Now nearing pension age, Mr Gilbert hopes the test results as well as evidence around his mental state at the time of the confession will be enough for the Criminal Cases Review Commission (CCRC) to re-open the case and refer it back to the Court of Appeal.
Describing how an acquittal would affect him, he said: “It would mean I could marry my partner, it would be the best feeling in the world.
“I would be able to get my life back.”
Mr Gilbert said the 36 years he served inside were difficult, and life had changed beyond recognition when he was finally granted parole.
He said: “It was hard. In the end when you are in prison and you have not done the crime it’s difficult to accept. I was sending probably 50 letters to people every weekend about my case.
“I could have been released in 1996 if I had confessed but I have never ever given up on my case.”
Speaking about his 2016 release on life-licence, he said: “Most things had changed. Traffic had changed, L8 had changed, there were no nightclubs there any more, and the community was more fractious.
“Shopping was different, I had to get used to banking. Getting used to lots of people around you which I didn’t like as I have issues with trust.
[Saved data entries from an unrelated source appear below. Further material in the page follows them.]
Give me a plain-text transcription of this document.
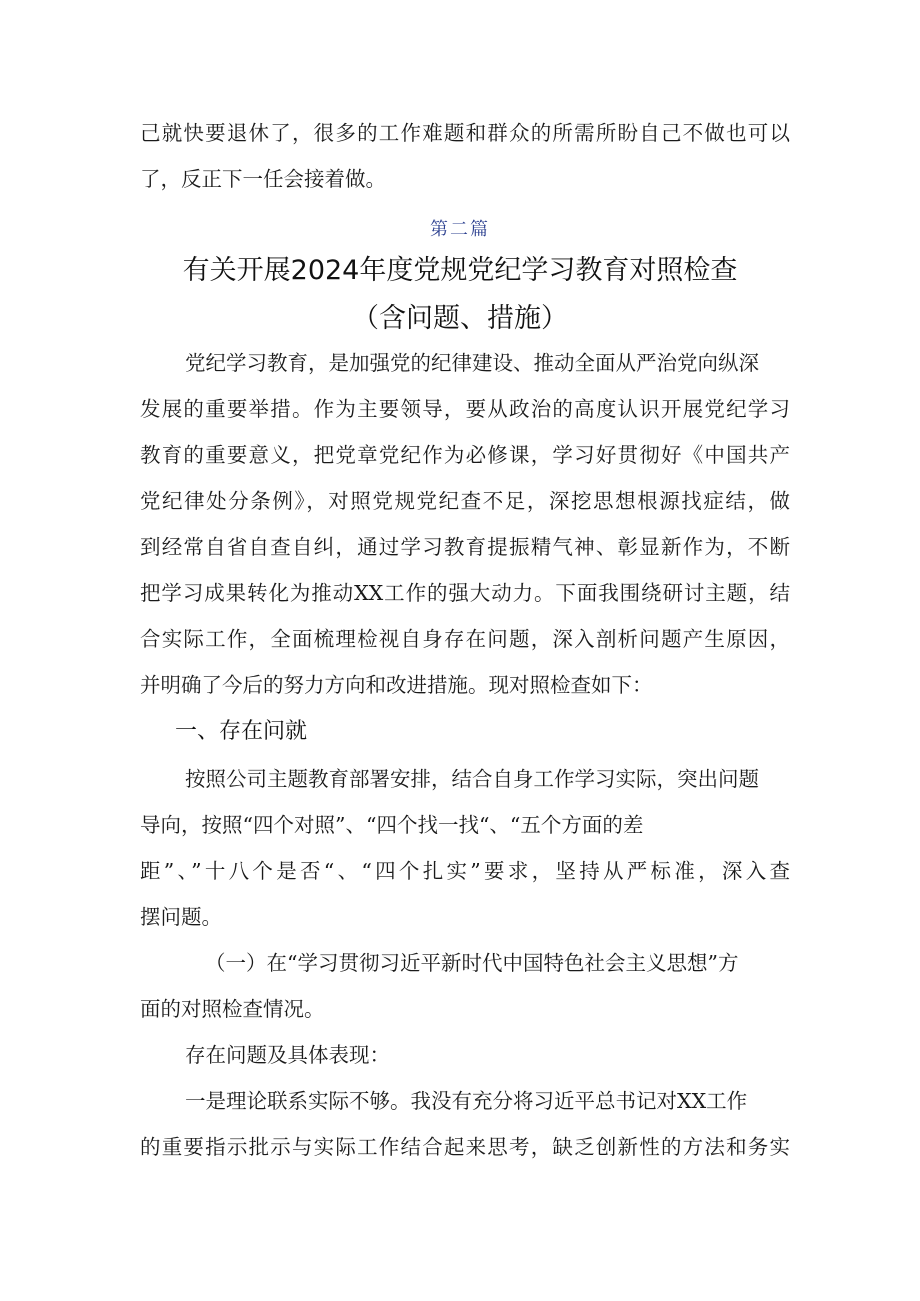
己就快要退休了，很多的工作难题和群众的所需所盼自己不做也可以
了，反正下一任会接着做。
第二篇
有关开展2024年度党规党纪学习教育对照检查
（含问题、措施）
党纪学习教育，是加强党的纪律建设、推动全面从严治党向纵深
发展的重要举措。作为主要领导，要从政治的高度认识开展党纪学习
教育的重要意义，把党章党纪作为必修课，学习好贯彻好《中国共产
党纪律处分条例》，对照党规党纪查不足，深挖思想根源找症结，做
到经常自省自查自纠，通过学习教育提振精气神、彰显新作为，不断
把学习成果转化为推动XX工作的强大动力。下面我围绕研讨主题，结
合实际工作，全面梳理检视自身存在问题，深入剖析问题产生原因，
并明确了今后的努力方向和改进措施。现对照检查如下：
一、存在问就
按照公司主题教育部署安排，结合自身工作学习实际，突出问题
导向，按照“四个对照”、“四个找一找“、“五个方面的差
距”、”十八个是否“、“四个扎实”要求，坚持从严标准，深入查
摆问题。
（一）在“学习贯彻习近平新时代中国特色社会主义思想”方
面的对照检查情况。
存在问题及具体表现：
一是理论联系实际不够。我没有充分将习近平总书记对XX工作
的重要指示批示与实际工作结合起来思考，缺乏创新性的方法和务实
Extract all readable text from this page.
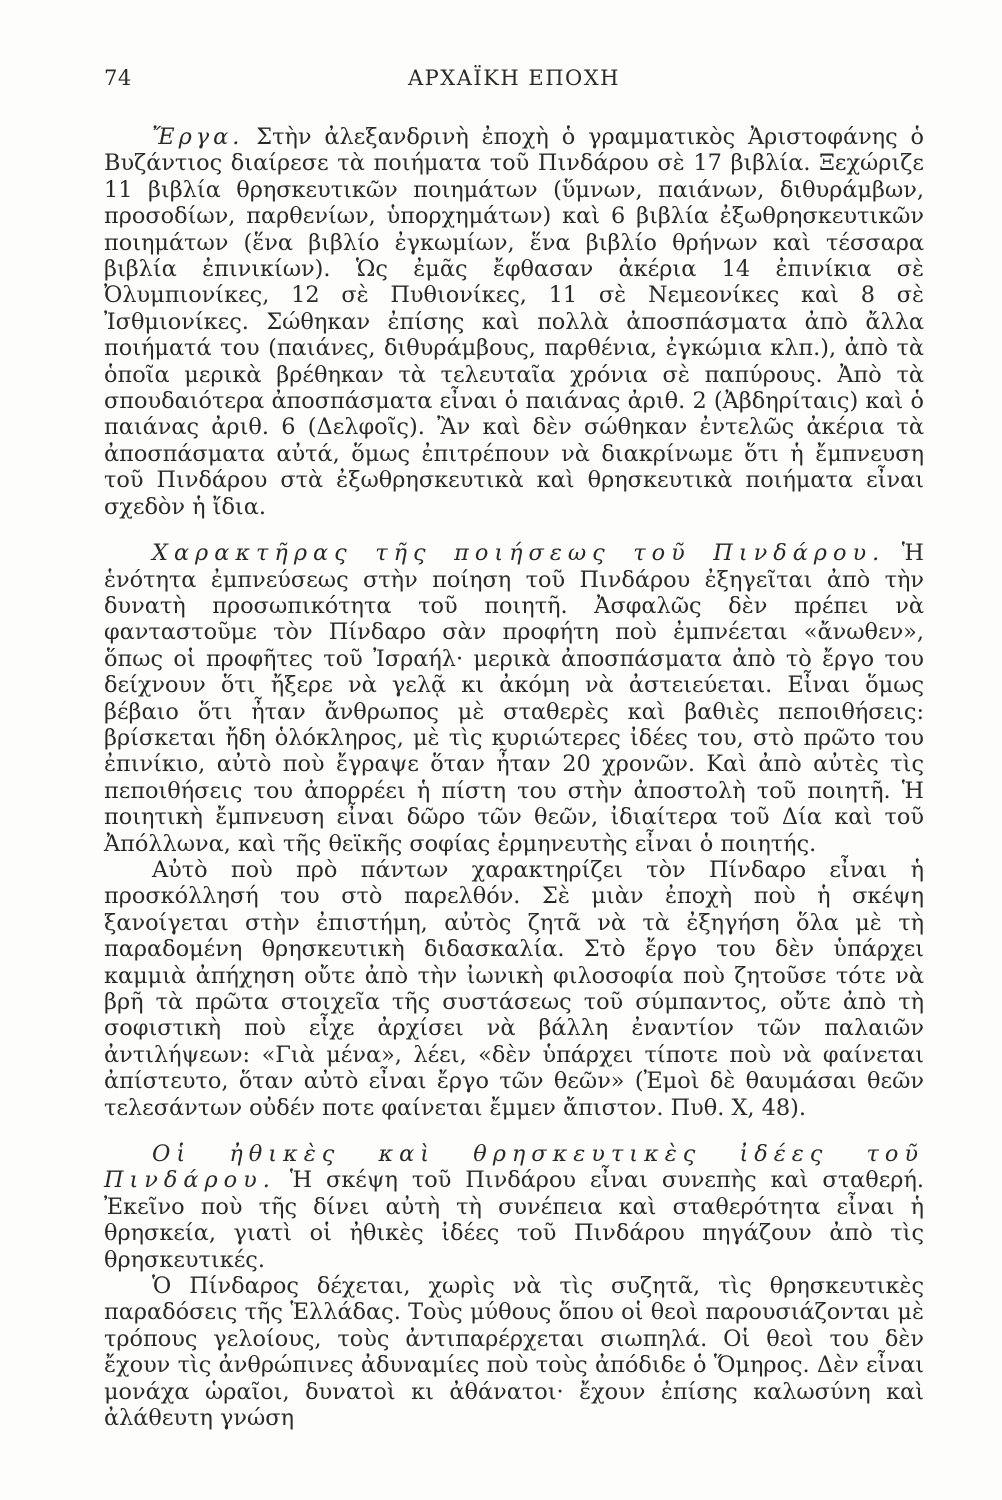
74	ΑΡΧΑΪΚΗ ΕΠΟΧΗ

Ἔργα. Στὴν ἀλεξανδρινὴ ἐποχὴ ὁ γραμματικὸς Ἀριστοφάνης ὁ Βυζάντιος διαίρεσε τὰ ποιήματα τοῦ Πινδάρου σὲ 17 βιβλία. Ξεχώριζε 11 βιβλία θρησκευτικῶν ποιημάτων (ὕμνων, παιάνων, διθυράμβων, προσοδίων, παρθενίων, ὑπορχημάτων) καὶ 6 βιβλία ἐξωθρησκευτικῶν ποιημάτων (ἕνα βιβλίο ἐγκωμίων, ἕνα βιβλίο θρήνων καὶ τέσσαρα βιβλία ἐπινικίων). Ὡς ἐμᾶς ἔφθασαν ἀκέρια 14 ἐπινίκια σὲ Ὀλυμπιονίκες, 12 σὲ Πυθιονίκες, 11 σὲ Νεμεονίκες καὶ 8 σὲ Ἰσθμιονίκες. Σώθηκαν ἐπίσης καὶ πολλὰ ἀποσπάσματα ἀπὸ ἄλλα ποιήματά του (παιάνες, διθυράμβους, παρθένια, ἐγκώμια κλπ.), ἀπὸ τὰ ὁποῖα μερικὰ βρέθηκαν τὰ τελευταῖα χρόνια σὲ παπύρους. Ἀπὸ τὰ σπουδαιότερα ἀποσπάσματα εἶναι ὁ παιάνας ἀριθ. 2 (Ἀβδηρίταις) καὶ ὁ παιάνας ἀριθ. 6 (Δελφοῖς). Ἂν καὶ δὲν σώθηκαν ἐντελῶς ἀκέρια τὰ ἀποσπάσματα αὐτά, ὅμως ἐπιτρέπουν νὰ διακρίνωμε ὅτι ἡ ἔμπνευση τοῦ Πινδάρου στὰ ἐξωθρησκευτικὰ καὶ θρησκευτικὰ ποιήματα εἶναι σχεδὸν ἡ ἴδια.

Χαρακτῆρας τῆς ποιήσεως τοῦ Πινδάρου. Ἡ ἑνότητα ἐμπνεύσεως στὴν ποίηση τοῦ Πινδάρου ἐξηγεῖται ἀπὸ τὴν δυνατὴ προσωπικότητα τοῦ ποιητῆ. Ἀσφαλῶς δὲν πρέπει νὰ φανταστοῦμε τὸν Πίνδαρο σὰν προφήτη ποὺ ἐμπνέεται «ἄνωθεν», ὅπως οἱ προφῆτες τοῦ Ἰσραήλ· μερικὰ ἀποσπάσματα ἀπὸ τὸ ἔργο του δείχνουν ὅτι ἤξερε νὰ γελᾷ κι ἀκόμη νὰ ἀστειεύεται. Εἶναι ὅμως βέβαιο ὅτι ἦταν ἄνθρωπος μὲ σταθερὲς καὶ βαθιὲς πεποιθήσεις: βρίσκεται ἤδη ὁλόκληρος, μὲ τὶς κυριώτερες ἰδέες του, στὸ πρῶτο του ἐπινίκιο, αὐτὸ ποὺ ἔγραψε ὅταν ἦταν 20 χρονῶν. Καὶ ἀπὸ αὐτὲς τὶς πεποιθήσεις του ἀπορρέει ἡ πίστη του στὴν ἀποστολὴ τοῦ ποιητῆ. Ἡ ποιητικὴ ἔμπνευση εἶναι δῶρο τῶν θεῶν, ἰδιαίτερα τοῦ Δία καὶ τοῦ Ἀπόλλωνα, καὶ τῆς θεϊκῆς σοφίας ἑρμηνευτὴς εἶναι ὁ ποιητής.

Αὐτὸ ποὺ πρὸ πάντων χαρακτηρίζει τὸν Πίνδαρο εἶναι ἡ προσκόλλησή του στὸ παρελθόν. Σὲ μιὰν ἐποχὴ ποὺ ἡ σκέψη ξανοίγεται στὴν ἐπιστήμη, αὐτὸς ζητᾶ νὰ τὰ ἐξηγήση ὅλα μὲ τὴ παραδομένη θρησκευτικὴ διδασκαλία. Στὸ ἔργο του δὲν ὑπάρχει καμμιὰ ἀπήχηση οὔτε ἀπὸ τὴν ἰωνικὴ φιλοσοφία ποὺ ζητοῦσε τότε νὰ βρῆ τὰ πρῶτα στοιχεῖα τῆς συστάσεως τοῦ σύμπαντος, οὔτε ἀπὸ τὴ σοφιστικὴ ποὺ εἶχε ἀρχίσει νὰ βάλλη ἐναντίον τῶν παλαιῶν ἀντιλήψεων: «Γιὰ μένα», λέει, «δὲν ὑπάρχει τίποτε ποὺ νὰ φαίνεται ἀπίστευτο, ὅταν αὐτὸ εἶναι ἔργο τῶν θεῶν» (Ἐμοὶ δὲ θαυμάσαι θεῶν τελεσάντων οὐδέν ποτε φαίνεται ἔμμεν ἄπιστον. Πυθ. Χ, 48).

Οἱ ἠθικὲς καὶ θρησκευτικὲς ἰδέες τοῦ Πινδάρου. Ἡ σκέψη τοῦ Πινδάρου εἶναι συνεπὴς καὶ σταθερή. Ἐκεῖνο ποὺ τῆς δίνει αὐτὴ τὴ συνέπεια καὶ σταθερότητα εἶναι ἡ θρησκεία, γιατὶ οἱ ἠθικὲς ἰδέες τοῦ Πινδάρου πηγάζουν ἀπὸ τὶς θρησκευτικές.

Ὁ Πίνδαρος δέχεται, χωρὶς νὰ τὶς συζητᾶ, τὶς θρησκευτικὲς παραδόσεις τῆς Ἑλλάδας. Τοὺς μύθους ὅπου οἱ θεοὶ παρουσιάζονται μὲ τρόπους γελοίους, τοὺς ἀντιπαρέρχεται σιωπηλά. Οἱ θεοὶ του δὲν ἔχουν τὶς ἀνθρώπινες ἀδυναμίες ποὺ τοὺς ἀπόδιδε ὁ Ὅμηρος. Δὲν εἶναι μονάχα ὡραῖοι, δυνατοὶ κι ἀθάνατοι· ἔχουν ἐπίσης καλωσύνη καὶ ἀλάθευτη γνώση
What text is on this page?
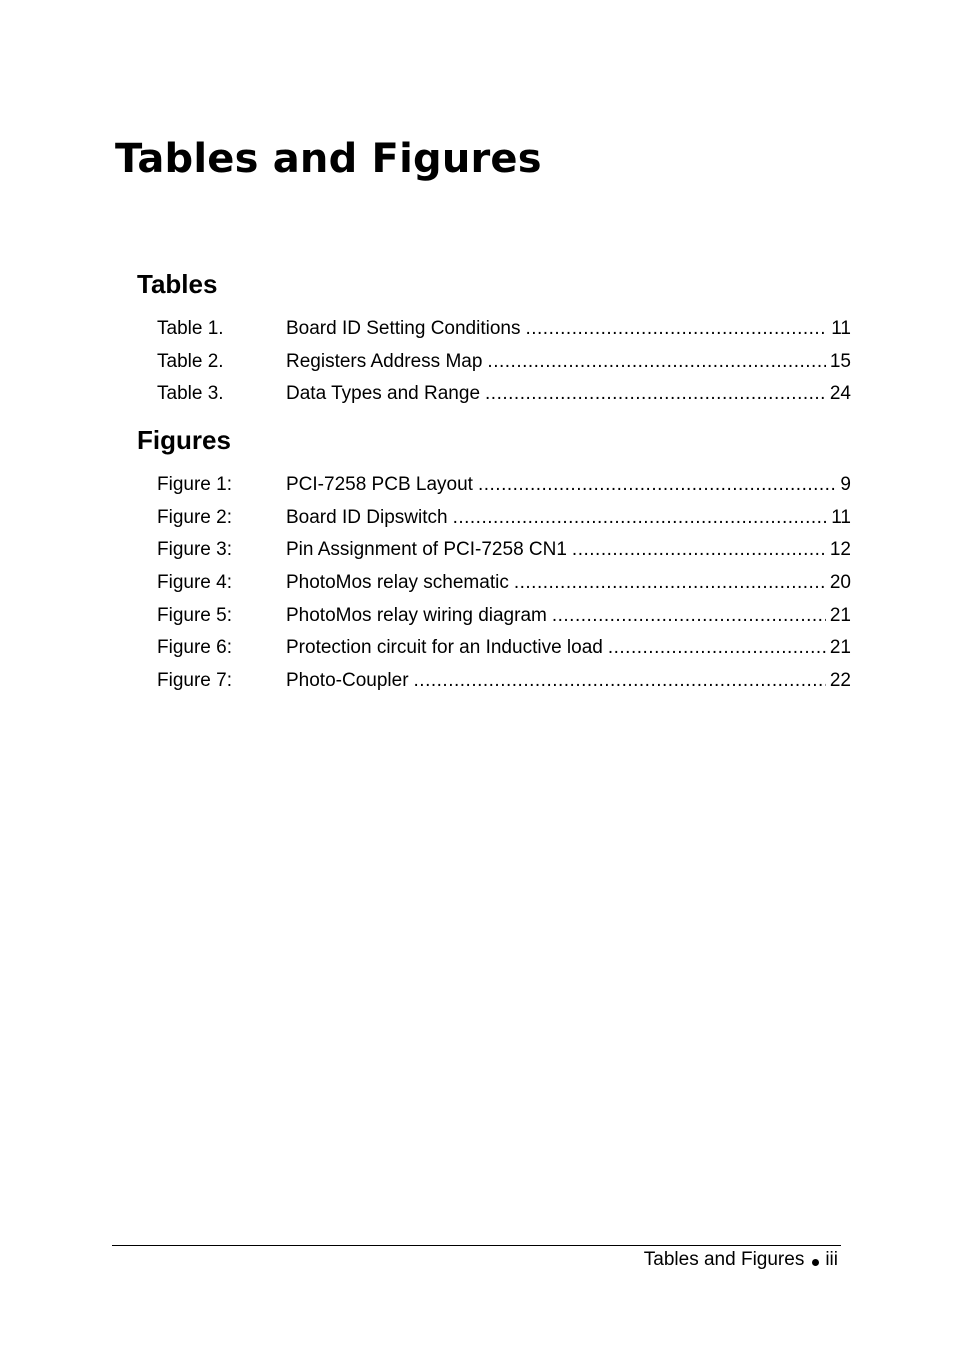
Tables and Figures
Tables
Table 1.	Board ID Setting Conditions .....	11
Table 2.	Registers Address Map .....	15
Table 3.	Data Types and Range .....	24
Figures
Figure 1:	PCI-7258 PCB Layout .....	9
Figure 2:	Board ID Dipswitch .....	11
Figure 3:	Pin Assignment of PCI-7258 CN1 .....	12
Figure 4:	PhotoMos relay schematic .....	20
Figure 5:	PhotoMos relay wiring diagram .....	21
Figure 6:	Protection circuit for an Inductive load .....	21
Figure 7:	Photo-Coupler .....	22
Tables and Figures iii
“Now if I am out and there are too many people around I just go home.”
Mr Gilbert said he left the area as “some people felt uncomfortable around me and and felt uncomfortable around them.”
Polygraph tests are not admissible as evidence in criminal courts in the UK due to questions about their accuracy.
Eye detect, as a relatively new technology, has yet to be tested in a court case but Mr Gilbert hopes it will add to his chances of his conviction being re-examined.
In Mr Gilbert’s case, the 30 questions he answered were all honest – including “I did not stab the manager of Coral’s on the 13th March 1981” and “I am not guilty of stabbing the manager of Coral’s on the 13th March 1981.”
Solicitor Maslen Merchant, of law firm Hadgkiss Hughes & Beale, previously said he is representing Mr Gilbert and working on the case with a view to appeal.